I was recently watching one of my guilty pleasures i.e. the Wendy Williams Show when my ears perked up. Why? Because of Ed Sheeran being dragged into a charity scandal. Apparently, The Giving Back Fund, was scammed by someone pretending to be his manager. The charity bills itself as “a nonprofit that encourages and facilitates charitable giving by pro athletes, celebrities, existing nonprofits and all who truly desire to give back.” So,when someone claiming to be from his management agency got in touch with them asking whether they wanted Ed Sheeran to perform at one of their charity events, they jumped at the chance. In exchange for his performance, they offered four Super Bowl tickets reportedly worth $50,000.
The day of the concert came and Ed was nowhere to be seen. Apparently, the charity finally went online. They saw that he was in the middle of a major concert tour and playing in Australia that evening. Oops! Now, there is no suggestion that Ed Sheeran did anything wrong. The charity went to the police and found the people in the seats had purchased the tickets from someone else. Sadly, the real culprit was nowhere to be found. When they’re caught, it’s likely that they will face felony charges.

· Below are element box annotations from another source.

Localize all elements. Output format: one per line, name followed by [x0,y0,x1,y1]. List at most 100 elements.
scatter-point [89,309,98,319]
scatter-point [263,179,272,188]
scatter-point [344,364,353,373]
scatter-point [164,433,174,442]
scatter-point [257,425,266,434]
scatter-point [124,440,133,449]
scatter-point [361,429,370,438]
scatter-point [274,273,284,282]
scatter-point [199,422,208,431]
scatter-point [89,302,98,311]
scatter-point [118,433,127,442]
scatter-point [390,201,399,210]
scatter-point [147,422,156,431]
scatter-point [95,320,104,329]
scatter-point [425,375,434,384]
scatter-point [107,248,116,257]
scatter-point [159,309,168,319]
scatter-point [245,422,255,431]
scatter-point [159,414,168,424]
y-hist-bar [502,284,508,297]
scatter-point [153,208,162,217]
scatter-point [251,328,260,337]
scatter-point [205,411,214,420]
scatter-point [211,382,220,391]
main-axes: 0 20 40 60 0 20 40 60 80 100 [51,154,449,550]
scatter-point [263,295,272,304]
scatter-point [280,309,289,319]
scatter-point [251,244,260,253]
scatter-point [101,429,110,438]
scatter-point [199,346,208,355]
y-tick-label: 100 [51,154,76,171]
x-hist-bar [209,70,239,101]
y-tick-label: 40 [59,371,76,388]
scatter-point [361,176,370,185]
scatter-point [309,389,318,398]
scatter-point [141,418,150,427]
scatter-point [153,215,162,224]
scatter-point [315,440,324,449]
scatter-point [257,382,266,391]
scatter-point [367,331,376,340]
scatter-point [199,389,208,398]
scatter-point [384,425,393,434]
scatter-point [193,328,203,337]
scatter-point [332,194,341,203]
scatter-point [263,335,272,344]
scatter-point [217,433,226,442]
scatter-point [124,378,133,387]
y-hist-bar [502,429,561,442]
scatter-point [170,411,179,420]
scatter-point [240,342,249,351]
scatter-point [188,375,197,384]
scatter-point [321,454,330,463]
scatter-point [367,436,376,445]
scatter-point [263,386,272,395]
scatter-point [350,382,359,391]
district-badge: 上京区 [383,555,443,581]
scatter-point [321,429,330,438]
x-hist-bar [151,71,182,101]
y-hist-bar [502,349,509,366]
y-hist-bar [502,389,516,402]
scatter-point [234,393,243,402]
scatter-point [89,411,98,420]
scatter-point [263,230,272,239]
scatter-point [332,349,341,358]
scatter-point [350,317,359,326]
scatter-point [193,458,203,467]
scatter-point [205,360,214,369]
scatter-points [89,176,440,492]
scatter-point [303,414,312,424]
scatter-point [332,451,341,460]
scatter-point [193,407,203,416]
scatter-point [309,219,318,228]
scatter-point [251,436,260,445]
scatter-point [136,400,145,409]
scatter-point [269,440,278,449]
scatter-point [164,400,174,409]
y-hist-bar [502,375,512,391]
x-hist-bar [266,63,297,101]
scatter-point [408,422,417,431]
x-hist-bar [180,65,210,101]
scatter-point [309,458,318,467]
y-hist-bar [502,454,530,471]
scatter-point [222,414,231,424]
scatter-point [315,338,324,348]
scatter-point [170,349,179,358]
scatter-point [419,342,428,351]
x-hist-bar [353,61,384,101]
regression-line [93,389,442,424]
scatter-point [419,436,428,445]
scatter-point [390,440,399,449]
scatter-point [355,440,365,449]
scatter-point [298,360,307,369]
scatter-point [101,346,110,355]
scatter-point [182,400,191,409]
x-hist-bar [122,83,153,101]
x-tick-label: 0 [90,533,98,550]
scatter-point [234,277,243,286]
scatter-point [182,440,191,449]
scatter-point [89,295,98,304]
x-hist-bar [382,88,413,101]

Don’t get caught in a charity scandal
There are some good lessons in this story for those who plan charity events. First, if someone comes bearing gifts, don’t offer anything for the scammer to go after in the first place. The charity probably would have been better auctioning off the Super Bowl tickets than giving them to Ed Sheeran – who probably could have easily gotten tickets . That should have been the first fishy sign. It’s also shocking that no one bothered to see what his tour schedule was. It is so easy to check on these sorts of things – any star has a tour schedule on their site. They should have also double checked with his management company.
This is also a good warning if you are a brand or charity ambassador. Ensure that you are on the lookout for people who want to use your good name for bad ends. Do your representatives reach out to charities so that they know who real deal is in terms of contacts and liaisons? Does your website feature your agency or talent managment information? Do you have a response prepared in case scammers try to attach to you? I can bet you that a lot of famous people will probably back away from The Giving Back Fund after this snafu (especially Ed Sheeran).
It’s really sad that some people out there would try to do things that hurt the community rather than help. If you work with a charity or are serving on a committee, it is crucial that you check and double check on free offers. Hopefully, we can all learn a lesson from The Giving Back Fund on how not to get caught in a charity scam.